Hank had a feeling he was about to be very happy. Kurt saw the look on his face and held up his hands in a “slow down” gesture.
“You’re as bad as Sam is,” Kurt said. “I’ve eyeballed it, but I’m not going to give you a definite yes—or no—until I get back to the office and run it proper.”
“But you think it is, right?” Hank said. He had to refrain from bouncing the way Sam was doing. Kurt rolled his eyes.
“I’ll go do it right now, before you all explode.” He started to pack up his gear. “And I did all the windowsills, too, and the back door, so don’t go calling me back here thinking I forgot something.”
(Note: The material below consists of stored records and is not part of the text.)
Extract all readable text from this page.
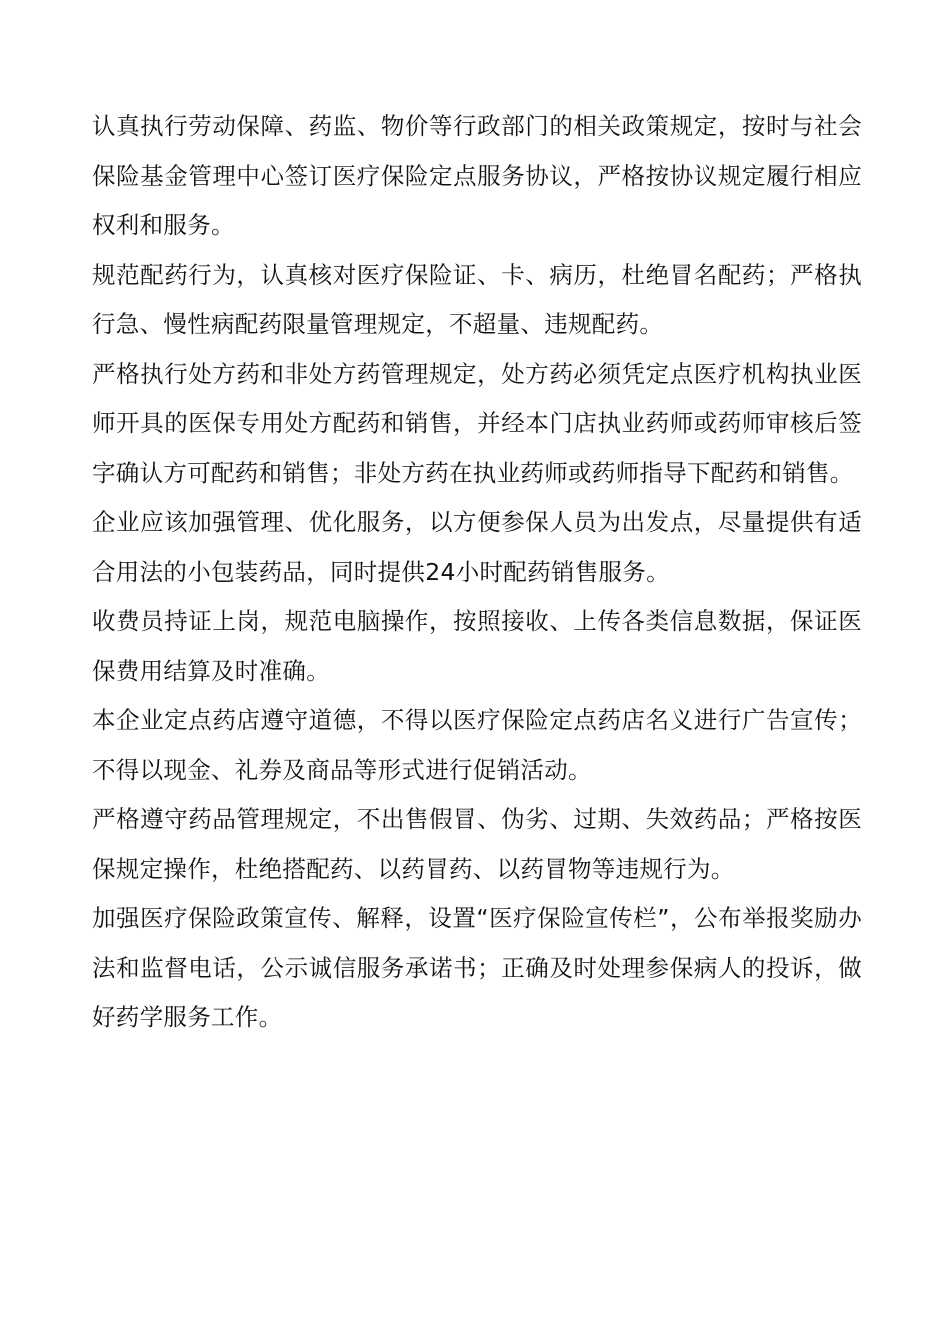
认真执行劳动保障、药监、物价等行政部门的相关政策规定，按时与社会保险基金管理中心签订医疗保险定点服务协议，严格按协议规定履行相应权利和服务。

规范配药行为，认真核对医疗保险证、卡、病历，杜绝冒名配药；严格执行急、慢性病配药限量管理规定，不超量、违规配药。

严格执行处方药和非处方药管理规定，处方药必须凭定点医疗机构执业医师开具的医保专用处方配药和销售，并经本门店执业药师或药师审核后签字确认方可配药和销售；非处方药在执业药师或药师指导下配药和销售。

企业应该加强管理、优化服务，以方便参保人员为出发点，尽量提供有适合用法的小包装药品，同时提供24小时配药销售服务。

收费员持证上岗，规范电脑操作，按照接收、上传各类信息数据，保证医保费用结算及时准确。

本企业定点药店遵守道德，不得以医疗保险定点药店名义进行广告宣传；不得以现金、礼券及商品等形式进行促销活动。

严格遵守药品管理规定，不出售假冒、伪劣、过期、失效药品；严格按医保规定操作，杜绝搭配药、以药冒药、以药冒物等违规行为。

加强医疗保险政策宣传、解释，设置“医疗保险宣传栏”，公布举报奖励办法和监督电话，公示诚信服务承诺书；正确及时处理参保病人的投诉，做好药学服务工作。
He trundled off, and Hank took a turn around the house. The other half of the duplex was in the same bad repair, but whoever lived there at least took some care. The small concrete pad in front of the door was swept, and neat yellow curtains were visible through the windows. Bunning’s half was nothing but ripped window screens and a glimpse of a messy kitchen through a dirty window.
And the landlord hadn’t been wrong about the yard, which had plenty of evidence of dog habitation. Hank managed not to step in any of it as he made his way back to the street. He and Sam were starting to head to their cruisers when a beat-up Ford Escort lurched to a stop in front of the tidier half of the duplex. They immediately changed course and met the poor woman as she hefted herself out of the car.
“Uh, hi?” she said.
Sam introduced them both and pointed to the duplex’s lesser half. She nodded emphatically and started talking. Her name was Tracy Dugan, she worked at the Ozarker Lodge Motel in Branson, she’d lived here for three years, and she hated her neighbor.